Nevertheless, this is a strict prohibition. If an organization is thought to be advocating for a candidate it may result in the loss of its tax exempt status. So, to avoid that headache, it’s probably best to err on the side of caution and not spend any time talking about the candidates themselves, but rather on the issues, or legislation.
On the other hand, a 501(c)(3) is permitted to engage in some legislative advocacy, which is also known as lobbying. Legislation is a very broad category. It can include anything from a state referendum to the passage of a bill. Also, it can include anything from a local government to the national congress. Generally, it includes any governmental policy that will be voted on, no matter who is voting on it.
However, a 501(c)(3) may only engage in lobbying so long as it is not a “substantial part” of the non-profit’s activities. But, determining what is a “substantial part” is still a murky test. The “substantial part” test considers both how much time and money an organization puts into lobbying, and other facts relevant to the use of the organization’s resources.

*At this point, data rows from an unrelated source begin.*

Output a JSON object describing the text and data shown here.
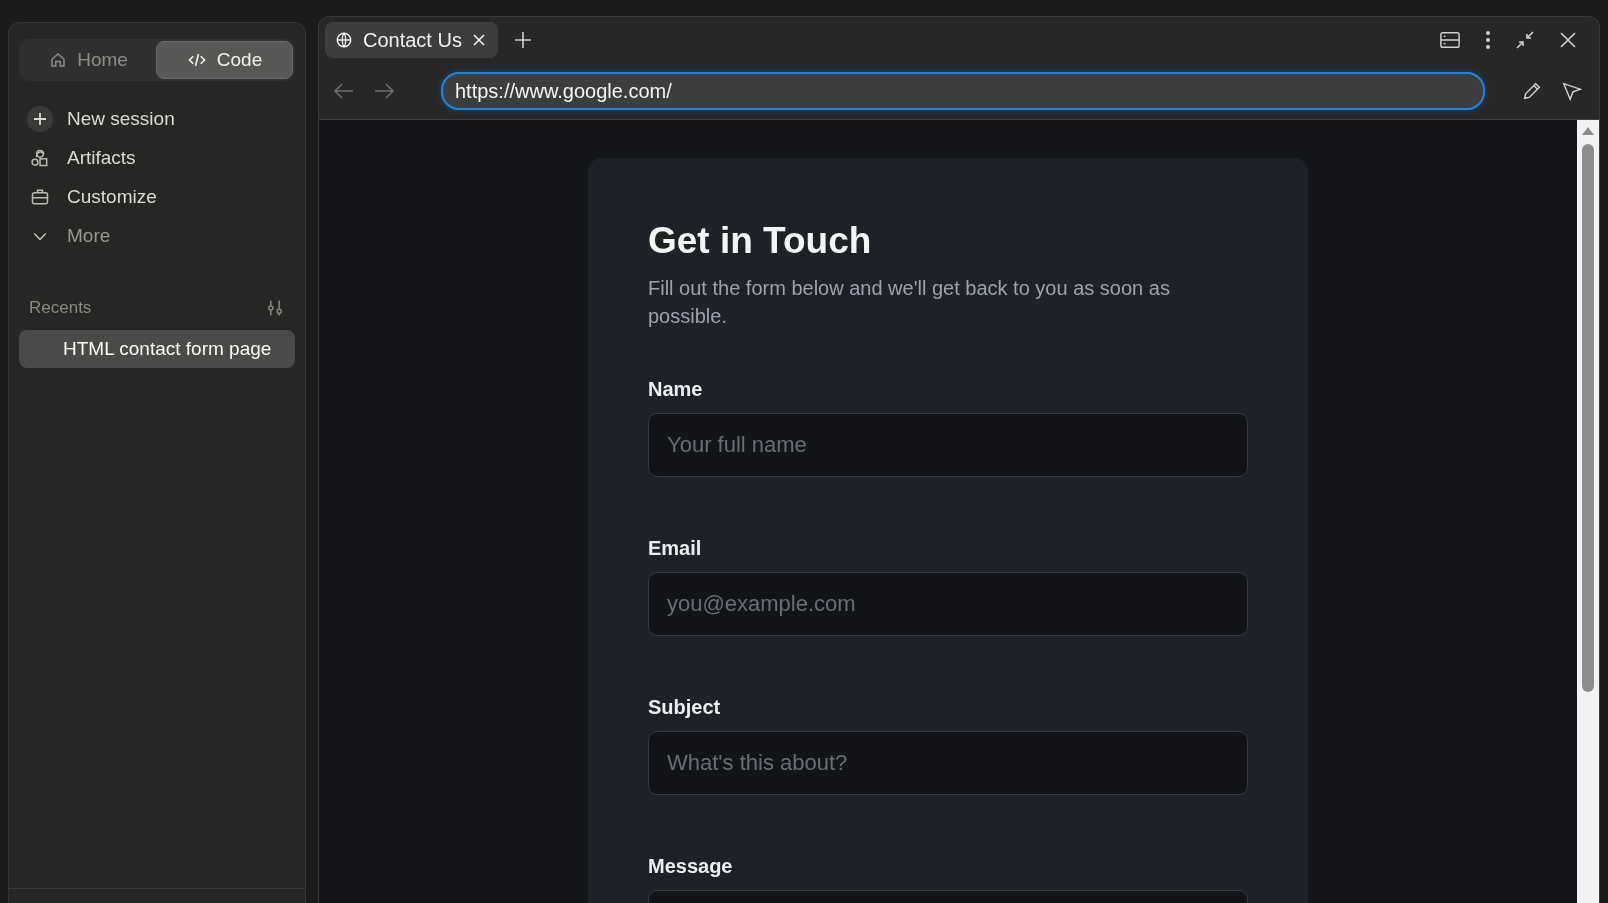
{
  "sidebar": {
    "modes": [
      {
        "label": "Home",
        "kind": "home",
        "selected": false
      },
      {
        "label": "Code",
        "kind": "code",
        "selected": true
      }
    ],
    "items": [
      {
        "label": "New session",
        "kind": "plus"
      },
      {
        "label": "Artifacts",
        "kind": "shapes"
      },
      {
        "label": "Customize",
        "kind": "briefcase"
      },
      {
        "label": "More",
        "kind": "chevron"
      }
    ],
    "recents_heading": "Recents",
    "recents": [
      {
        "label": "HTML contact form page",
        "selected": true
      }
    ]
  },
  "browser": {
    "tabs": [
      {
        "label": "Contact Us",
        "selected": true
      }
    ],
    "url": "https://www.google.com/"
  },
  "page": {
    "title": "Get in Touch",
    "subtitle": "Fill out the form below and we'll get back to you as soon as possible.",
    "fields": [
      {
        "label": "Name",
        "placeholder": "Your full name"
      },
      {
        "label": "Email",
        "placeholder": "you@example.com"
      },
      {
        "label": "Subject",
        "placeholder": "What's this about?"
      },
      {
        "label": "Message"
      }
    ]
  }
}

With this test, there is no clear line for when an organization’s lobbying becomes a substantial part. And with tax-exemption and other penalties on the line, it’s a hard line to toe.
One way a nonprofit can avoid the uncertainty of the “substantial part” is to file a 501(h) election form. This form allows for the measurement of a 501(c)(3)’s lobbying activities to be based on the amount of money spent on lobbying rather than “substantial activities.” This narrows the consideration for determining if a 501(c)(3) is in compliance with lobbying laws to if the amount of money spent on lobbying is “substantial” in relation to the non-profit’s budget, which is based on a predetermined chart put out by the IRS, which can be found: here. This is a lot simpler standard with less variables and is often the choice for non-profits who have some lobbying as part of their mission.
Another important difference between the “substantial part” test, and the 501(h) election is that it will be quicker to lose your tax-exempt status through the “substantial part” test. This is because, if an organization under the “substantial part” test is found to be engaging in legislative advocacy substantially, the 501(c)(3) may immediately lose its tax-exempt status. Further, under the “substantial part” test, the managers of the organization may be subject to penalties.
However, if under the 501(h) election, the organization will have four years to correct its spending to ensure that it is below the “substantial part” amount before the organization will be subject to losing its tax status. But, even with a 501(h), if you exceed the limit on lobbying for one year, the excess spent is subject to a 25% excise tax. There are risks and benefits to both options.
Again, however, the line on lobbying is if an organization is advocating directly for or against a particular piece of legislation that will be voted on by an elected body. An organization can put out informational materials about legislation and educate the public or encourage people to “vote” or “contact their representative” so long as the organization does not encourage citizens, candidates, or elected officials to vote a certain way. This Guide provides good guidance on understanding what is lobbying and how it is considered.
We hope this overview provides some guidance on lobbying for non-profits, but it is important that an individual organization researches and/or consults with an attorney to understand their lobbying parameters and if a 501(h) election may be right for them.
DISCLAIMER: This blog post is meant for informational purposes only and not be relied upon for individual legal advice. Please consult an attorney for your specific situation.